The RMS estimate includes losses to the National Flood Insurance Programme of between $400 million and $600 million.
RMS estimates an additional $1 billion to $2 billion of insured losses to offshore platforms, rigs, and pipelines in the Gulf of Mexico, due to wind and wave-driven damages.
Jeff Waters, senior product manager, RMS North Atlantic Hurricane Models, said: “Although Laura avoided major metropolitan areas like Houston and New Orleans, it was still an extremely impactful US event.
“After making landfall as a powerful Category 4 storm, it maintained its intensity as it moved inland, causing widespread wind and water-driven damage well into interior portions of Louisiana.
“The extent and severity of these damages has been verified by our development teams via web and aerial-based reconnaissance efforts.”
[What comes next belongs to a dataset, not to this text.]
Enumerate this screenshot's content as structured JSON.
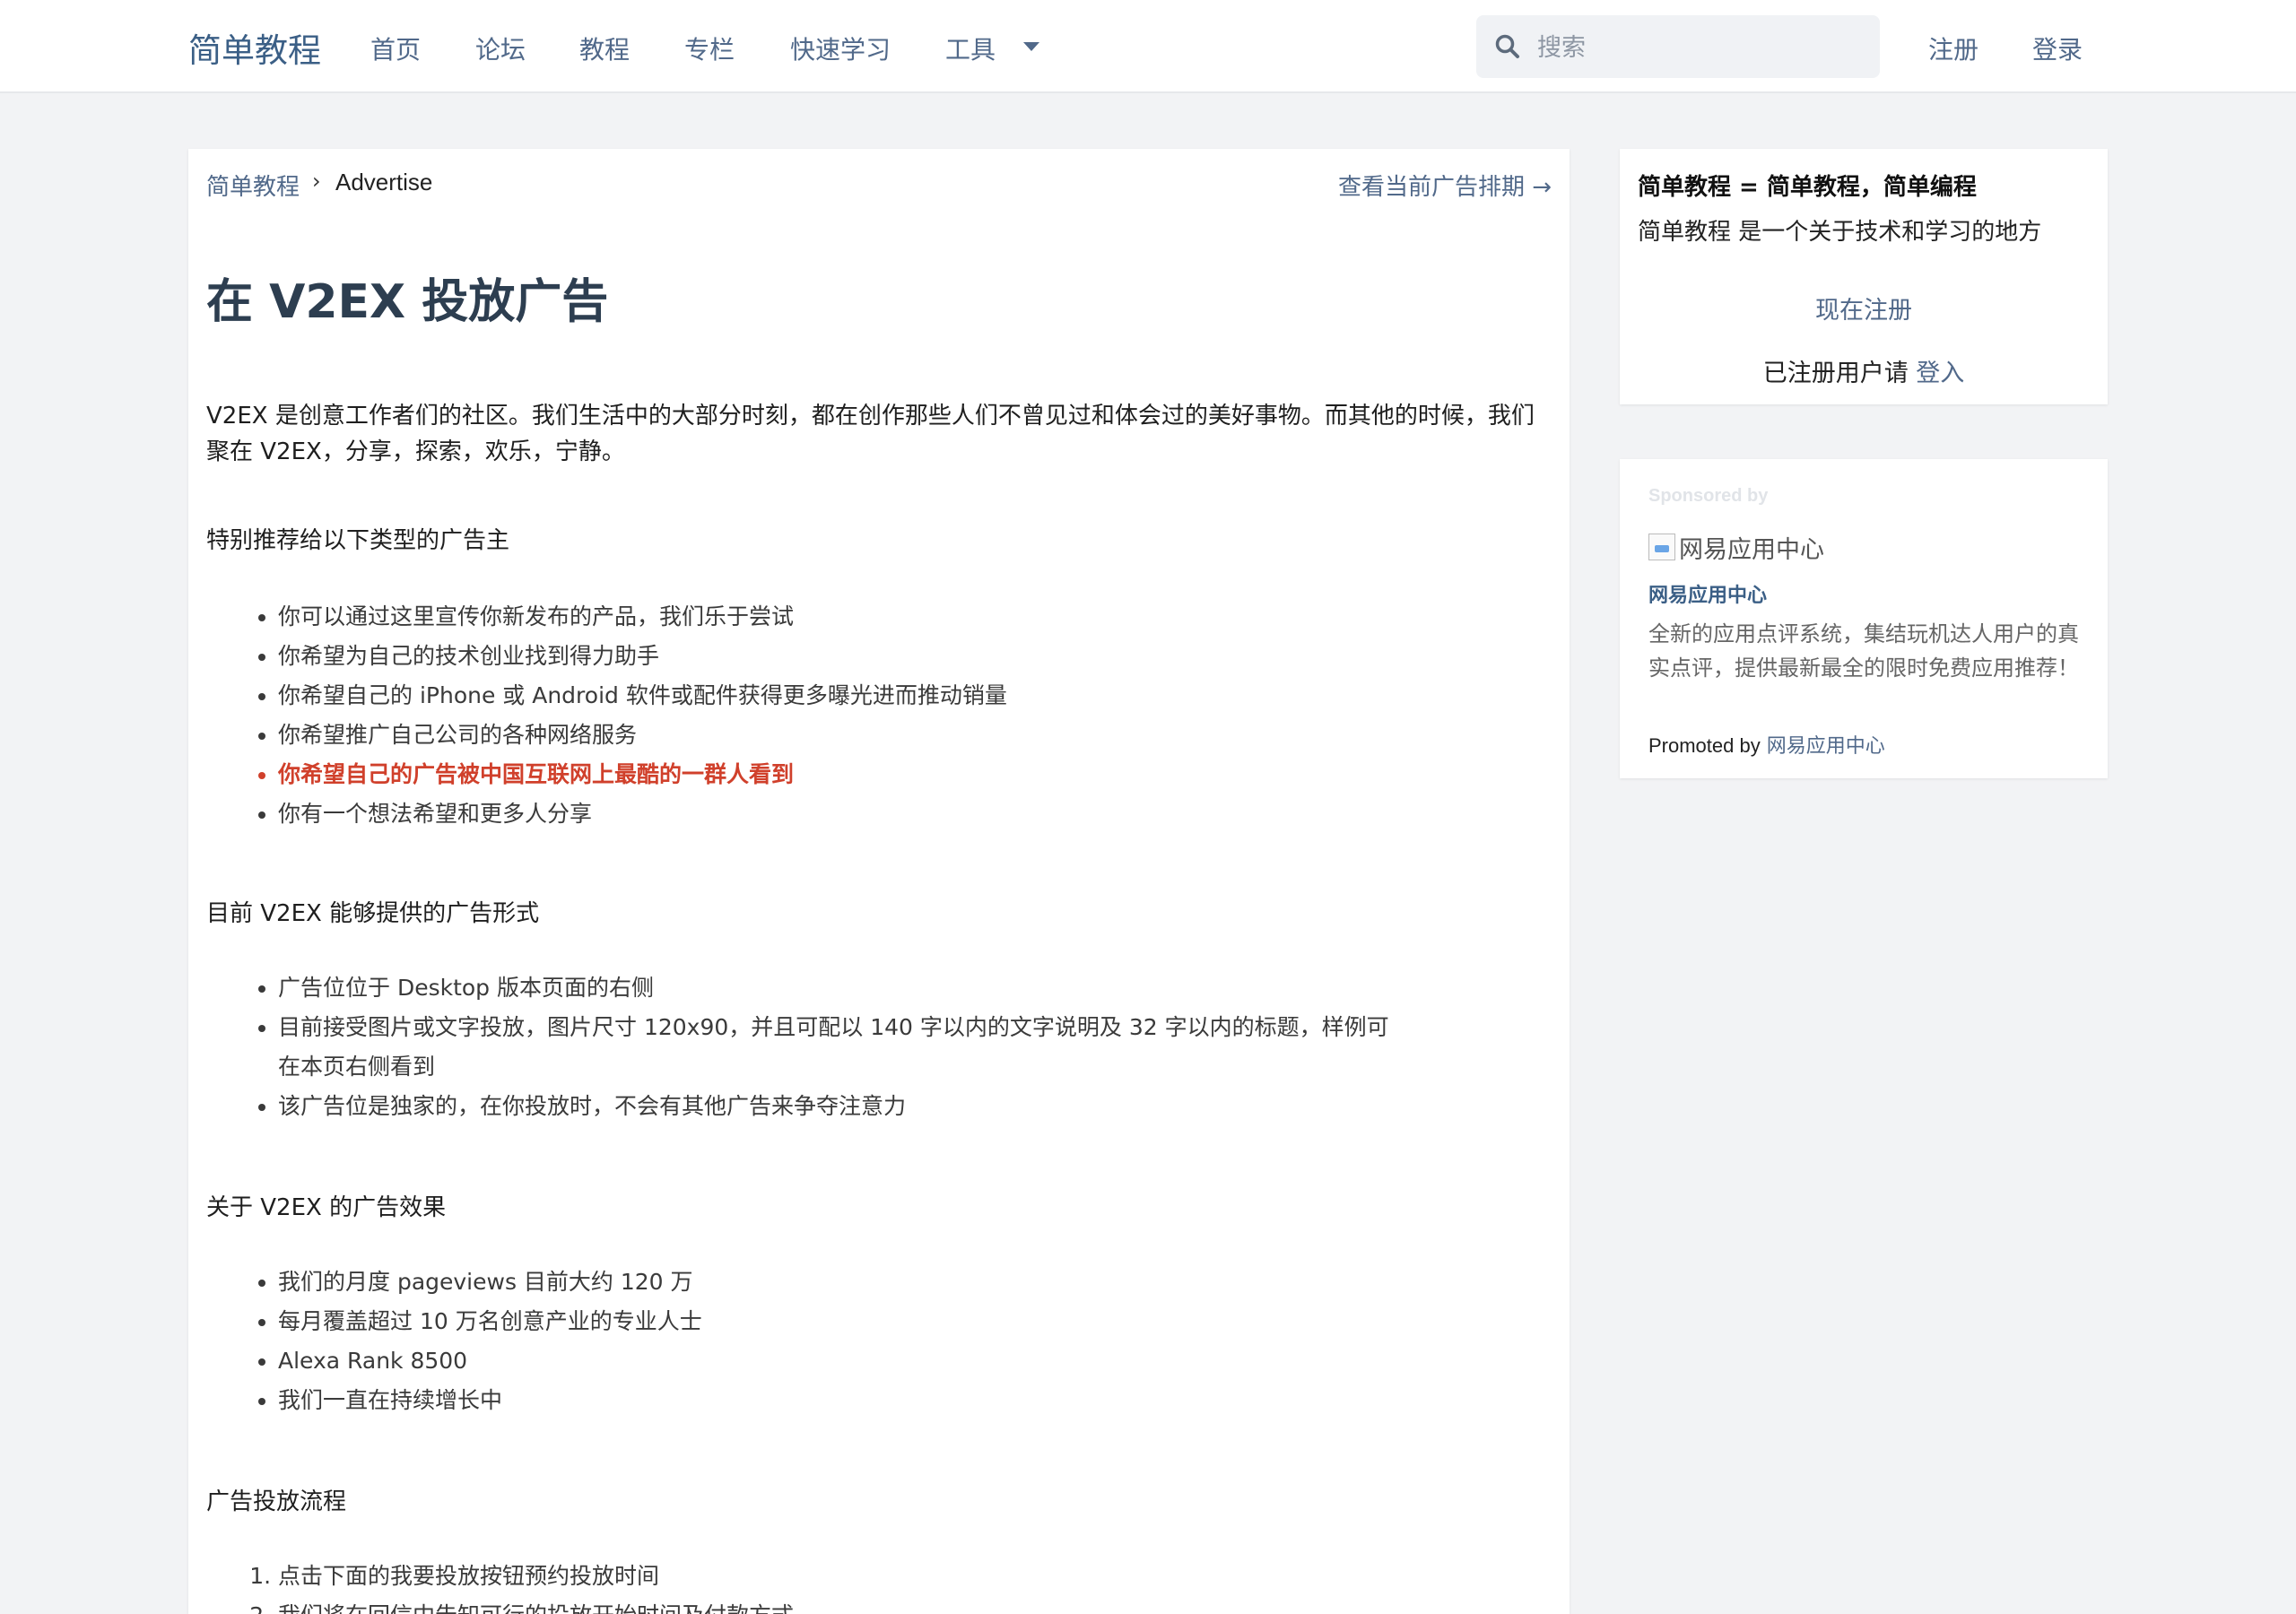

Losses reflect property damage and business interruption to residential, commercial, industrial, and automobile lines of business, as well as post-event loss amplification and non-modelled sources of loss. Industrial losses include impacts to speciality lines, such as refineries and petrochemical plants, many of which lie along this part of the Gulf coastline.
Pete Dailey, vice-president, model development at RMS said offshore assets had evolved significantly since hurricanes Katrina and Rita in 2005 and Ike in 2008, but that there were still many platforms, rigs and pipelines in the Gulf region.
He added: “Many of these assets, including several high-value deepwater platforms, were exposed to the significant wind and wave impacts from Hurricane Laura. At landfall, Laura produced devastating sustained winds of 150mph, according to both the National Hurricane Centre and RMS HWind forecasting service.”